UNIX uses different commands to perform different actions. The following table provides a list of commands that provide information about users currently logged into a UNIX machine, with their descriptions.
|w||Shows who all are logged in and what they are doing. It displays in summary format the processes of the current users using the machine and the load being exerted on the machine. It shows the current time, how long the system has been running, how many users are currently logged on, and the system load averages for the past 1, 5, and 15 minutes, in that order. It also shows the login name and idle time of logged-in users|
|who||Shows who all are logged in and where they are logged in. This command is especially useful in knowing the location of the person logged into a particular machine. It specifies the username, login time, terminal, process id, and the time since the last activity. The Single Unix Specification (SUS) specifies that the who command should list information about accessible users. The who command can be invoked with the arguments am and I; for example, who am I.|
|finger username||This command displays information about a particular user. For instance, whether the user is currently logged in, the last time the user opened a certain program, etc. Any information that was stored in the .plan file of the user will also be displayed.|
|last – l username||This command displays the last time the user logged on and off and their location at the time of logon. The last command by itself gives a list of all logins.|
You can therefore use either the w, who, or users command to know who all are logged into the system.

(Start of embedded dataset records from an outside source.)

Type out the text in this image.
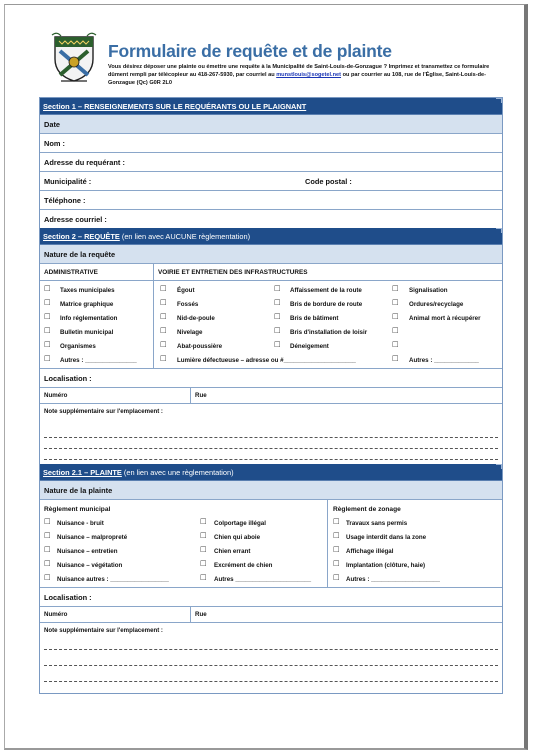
Formulaire de requête et de plainte
Vous désirez déposer une plainte ou émettre une requête à la Municipalité de Saint-Louis-de-Gonzague ? Imprimez et transmettez ce formulaire dûment rempli par télécopieur au 418-267-5930, par courriel au munstlouis@sogetel.net ou par courrier au 108, rue de l'Église, Saint-Louis-de-Gonzague (Qc) G0R 2L0
Section 1 – RENSEIGNEMENTS SUR LE REQUÉRANTS OU LE PLAIGNANT
Date
Nom :
Adresse du requérant :
Municipalité :	Code postal :
Téléphone :
Adresse courriel :
Section 2 – REQUÊTE (en lien avec AUCUNE règlementation)
Nature de la requête
ADMINISTRATIVE	VOIRIE ET ENTRETIEN DES INFRASTRUCTURES
☐ Taxes municipales	☐ Égout	☐ Affaissement de la route	☐ Signalisation
☐ Matrice graphique	☐ Fossés	☐ Bris de bordure de route	☐ Ordures/recyclage
☐ Info réglementation	☐ Nid-de-poule	☐ Bris de bâtiment	☐ Animal mort à récupérer
☐ Bulletin municipal	☐ Nivelage	☐ Bris d'installation de loisir	☐
☐ Organismes	☐ Abat-poussière	☐ Déneigement	☐
☐ Autres : _______________	☐ Lumière défectueuse – adresse ou #_____________________	☐ Autres : _____________
Localisation :
Numéro	Rue
Note supplémentaire sur l'emplacement :
Section 2.1 – PLAINTE (en lien avec une règlementation)
Nature de la plainte
Règlement municipal	Règlement de zonage
☐ Nuisance - bruit	☐ Colportage illégal	☐ Travaux sans permis
☐ Nuisance – malpropreté	☐ Chien qui aboie	☐ Usage interdit dans la zone
☐ Nuisance – entretien	☐ Chien errant	☐ Affichage illégal
☐ Nuisance – végétation	☐ Excrément de chien	☐ Implantation (clôture, haie)
☐ Nuisance autres : _________________	☐ Autres ______________________	☐ Autres : ____________________
Localisation :
Numéro	Rue
Note supplémentaire sur l'emplacement :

An example output of the w command may be as follows:
10:33am up 608 day(s), 19:56, 5 users, load average:
0.36, 0.36, 0.37
User tty login@ idle what
jamesf pts/5 8:52am w
maureenm pts/23 20Apr08 28 -bash
henryj pts/18 9:01am 9 pine
peterb pts/19 21Apr08 emacs -nw html/index.html
meganr pts/8 10:12am 3days -csh
andrewf pts/12 16Apr08 5:29 /usr/bin/perl -w
An example output of the who command:
jamesf ttyp0 Apr 26 08:11 (184.108.40.206)
maureenm ttyp3 Apr 26 20:26 (220.127.116.11)

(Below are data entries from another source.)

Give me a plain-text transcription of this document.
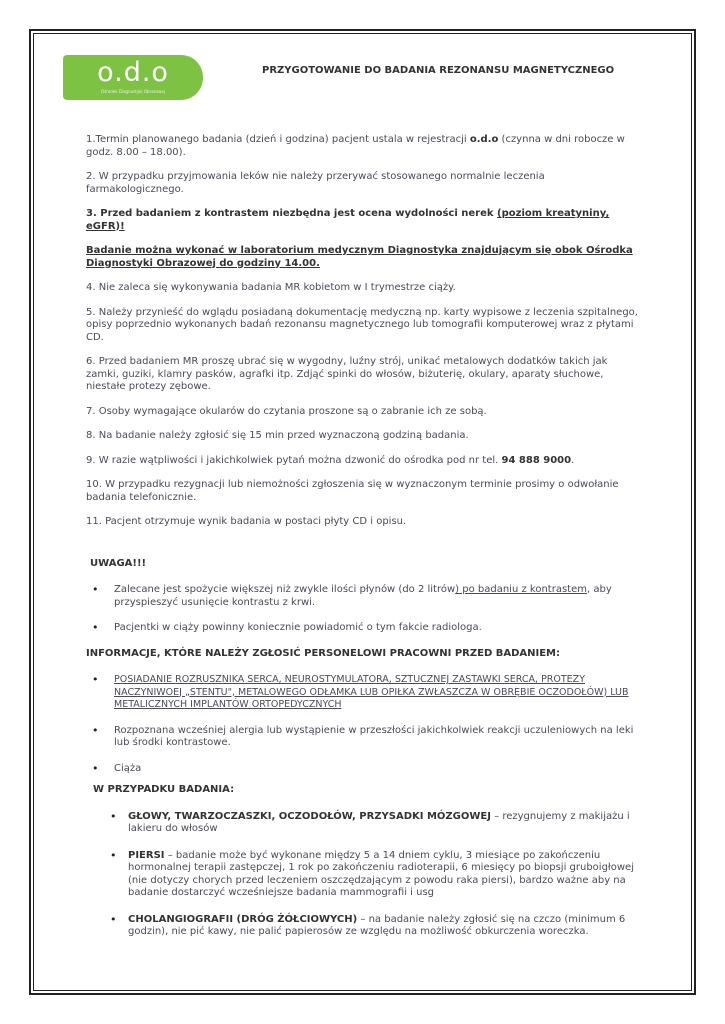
o.d.o
Ośrodek Diagnostyki Obrazowej
PRZYGOTOWANIE DO BADANIA REZONANSU MAGNETYCZNEGO

1.Termin planowanego badania (dzień i godzina) pacjent ustala w rejestracji o.d.o (czynna w dni robocze w godz. 8.00 – 18.00).

2. W przypadku przyjmowania leków nie należy przerywać stosowanego normalnie leczenia farmakologicznego.

3. Przed badaniem z kontrastem niezbędna jest ocena wydolności nerek (poziom kreatyniny, eGFR)!

Badanie można wykonać w laboratorium medycznym Diagnostyka znajdującym się obok Ośrodka Diagnostyki Obrazowej do godziny 14.00.

4. Nie zaleca się wykonywania badania MR kobietom w I trymestrze ciąży.

5. Należy przynieść do wglądu posiadaną dokumentację medyczną np. karty wypisowe z leczenia szpitalnego, opisy poprzednio wykonanych badań rezonansu magnetycznego lub tomografii komputerowej wraz z płytami CD.

6. Przed badaniem MR proszę ubrać się w wygodny, luźny strój, unikać metalowych dodatków takich jak zamki, guziki, klamry pasków, agrafki itp. Zdjąć spinki do włosów, biżuterię, okulary, aparaty słuchowe, niestałe protezy zębowe.

7. Osoby wymagające okularów do czytania proszone są o zabranie ich ze sobą.

8. Na badanie należy zgłosić się 15 min przed wyznaczoną godziną badania.

9. W razie wątpliwości i jakichkolwiek pytań można dzwonić do ośrodka pod nr tel. 94 888 9000.

10. W przypadku rezygnacji lub niemożności zgłoszenia się w wyznaczonym terminie prosimy o odwołanie badania telefonicznie.

11. Pacjent otrzymuje wynik badania w postaci płyty CD i opisu.

UWAGA!!!

• Zalecane jest spożycie większej niż zwykle ilości płynów (do 2 litrów) po badaniu z kontrastem, aby przyspieszyć usunięcie kontrastu z krwi.
• Pacjentki w ciąży powinny koniecznie powiadomić o tym fakcie radiologa.

INFORMACJE, KTÓRE NALEŻY ZGŁOSIĆ PERSONELOWI PRACOWNI PRZED BADANIEM:

• POSIADANIE ROZRUSZNIKA SERCA, NEUROSTYMULATORA, SZTUCZNEJ ZASTAWKI SERCA, PROTEZY NACZYNIWOEJ „STENTU", METALOWEGO ODŁAMKA LUB OPIŁKA ZWŁASZCZA W OBRĘBIE OCZODOŁÓW) LUB METALICZNYCH IMPLANTÓW ORTOPEDYCZNYCH
• Rozpoznana wcześniej alergia lub wystąpienie w przeszłości jakichkolwiek reakcji uczuleniowych na leki lub środki kontrastowe.
• Ciąża

W PRZYPADKU BADANIA:

• GŁOWY, TWARZOCZASZKI, OCZODOŁÓW, PRZYSADKI MÓZGOWEJ – rezygnujemy z makijażu i lakieru do włosów
• PIERSI – badanie może być wykonane między 5 a 14 dniem cyklu, 3 miesiące po zakończeniu hormonalnej terapii zastępczej, 1 rok po zakończeniu radioterapii, 6 miesięcy po biopsji gruboigłowej (nie dotyczy chorych przed leczeniem oszczędzającym z powodu raka piersi), bardzo ważne aby na badanie dostarczyć wcześniejsze badania mammografii i usg
• CHOLANGIOGRAFII (DRÓG ŻÓŁCIOWYCH) – na badanie należy zgłosić się na czczo (minimum 6 godzin), nie pić kawy, nie palić papierosów ze względu na możliwość obkurczenia woreczka.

An example output of the users command:
jamesf maureenm henryj peterb meganr andrewf
You can also list all UNIX users, including those who are not logged in; you can use the /etc/passwd file and the finger username or last – l username commands to get specific information about them. A typical entry in the /etc/passwd file looks like this:
You can then use the awk or cut utilities to trim this information to exactly what you want.
For example, to just see the Unix user names, use the command $ cat /etc/passwd | cut -d: -f1.